I haven't seen any configurations where the entire /nix is relocated, but nix _does_ support relocating the store with the environment variable `NIX_STORE_DIR`.[1]

However, this means that you can no longer use the the binary cache and *everything* you install has to be compiled from scratch, including glibc. The reason is that nix usually patches paths like `/bin/myprogram` to `/nix/store/1238f...-myprogram-1.2.3/bin/myprogram` in everything that depends on `myprogram` during build time to isolate the build outputs from the system. If you change your store, all those paths will now be invalid, including the hash part.

So using a nix store that isn't `/nix/store` is possible, but I don't think anyone is actually doing it except in a few select scenarios.

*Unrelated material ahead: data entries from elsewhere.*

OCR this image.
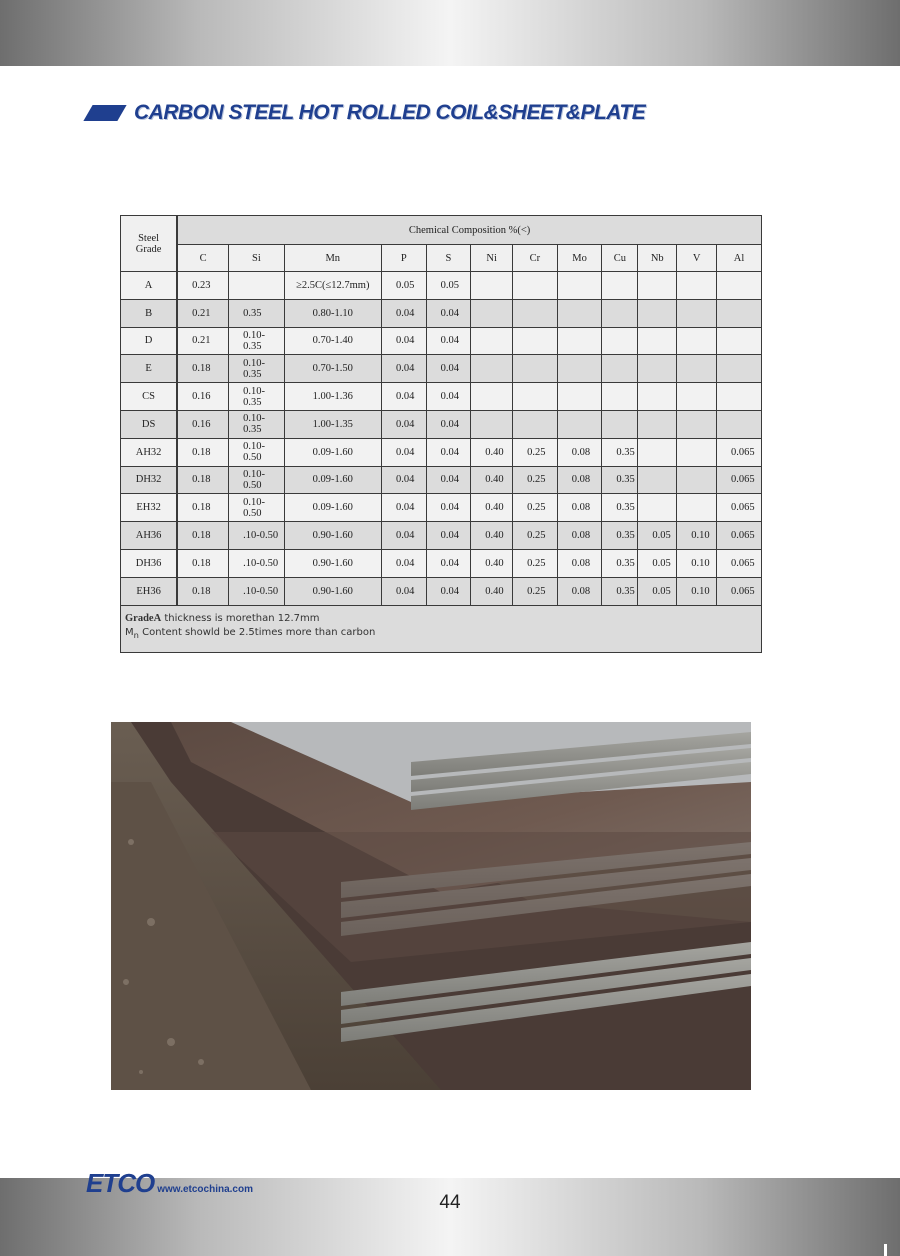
CARBON STEEL HOT ROLLED COIL&SHEET&PLATE
Steel
Grade	Chemical Composition %(<)											
	C	Si	Mn	P	S	Ni	Cr	Mo	Cu	Nb	V	Al
A	0.23		≥2.5C(≤12.7mm)	0.05	0.05							
B	0.21	0.35	0.80-1.10	0.04	0.04							
D	0.21	0.10-0.35	0.70-1.40	0.04	0.04							
E	0.18	0.10-0.35	0.70-1.50	0.04	0.04							
CS	0.16	0.10-0.35	1.00-1.36	0.04	0.04							
DS	0.16	0.10-0.35	1.00-1.35	0.04	0.04							
AH32	0.18	0.10-0.50	0.09-1.60	0.04	0.04	0.40	0.25	0.08	0.35			0.065
DH32	0.18	0.10-0.50	0.09-1.60	0.04	0.04	0.40	0.25	0.08	0.35			0.065
EH32	0.18	0.10-0.50	0.09-1.60	0.04	0.04	0.40	0.25	0.08	0.35			0.065
AH36	0.18	.10-0.50	0.90-1.60	0.04	0.04	0.40	0.25	0.08	0.35	0.05	0.10	0.065
DH36	0.18	.10-0.50	0.90-1.60	0.04	0.04	0.40	0.25	0.08	0.35	0.05	0.10	0.065
EH36	0.18	.10-0.50	0.90-1.60	0.04	0.04	0.40	0.25	0.08	0.35	0.05	0.10	0.065

GradeA thickness is morethan 12.7mm
$M_n$ Content showld be 2.5times more than carbon												
ETCO www.etcochina.com
44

You can also compile nix itself with a different root. That will work as expected, but you still have the issue that you need to compile everything you install yourself.

[1]: https://nixos.org/manual/nix/stable/command-ref/env-common.h... (you can also relocate most other directories. The `prefix` in the paths is `/nix`)


Now that's interesting. I use Homebrew in a similar way. It does mean I have to compile a lot of things from scratch, but Homebrew has knowledge of which packages are relocatable and which aren't, so I get to use binary "bottles" for about 25% of the packages I install. I'll have to give this a try.


Yeah, that's a long-running and pretty much unfixable issue as macOS updates overwrite /etc/zshrc. AFAIK, the determinate systems installer does somewhat resolve this as you can just run it again and it will fix the issue.

The default installer is not idempotent yet (and my work on trying to resolve that has stalled, unfortunately, see https://github.com/NixOS/nix/pull/7603), so trying to run it again to fix this issue will result in errors.


Yeah, I generally uninstall (with the remaining nix-installer binary on the nix volume) and then reinstall. It would be great if the installer were idempotent and I could just re-run the installer!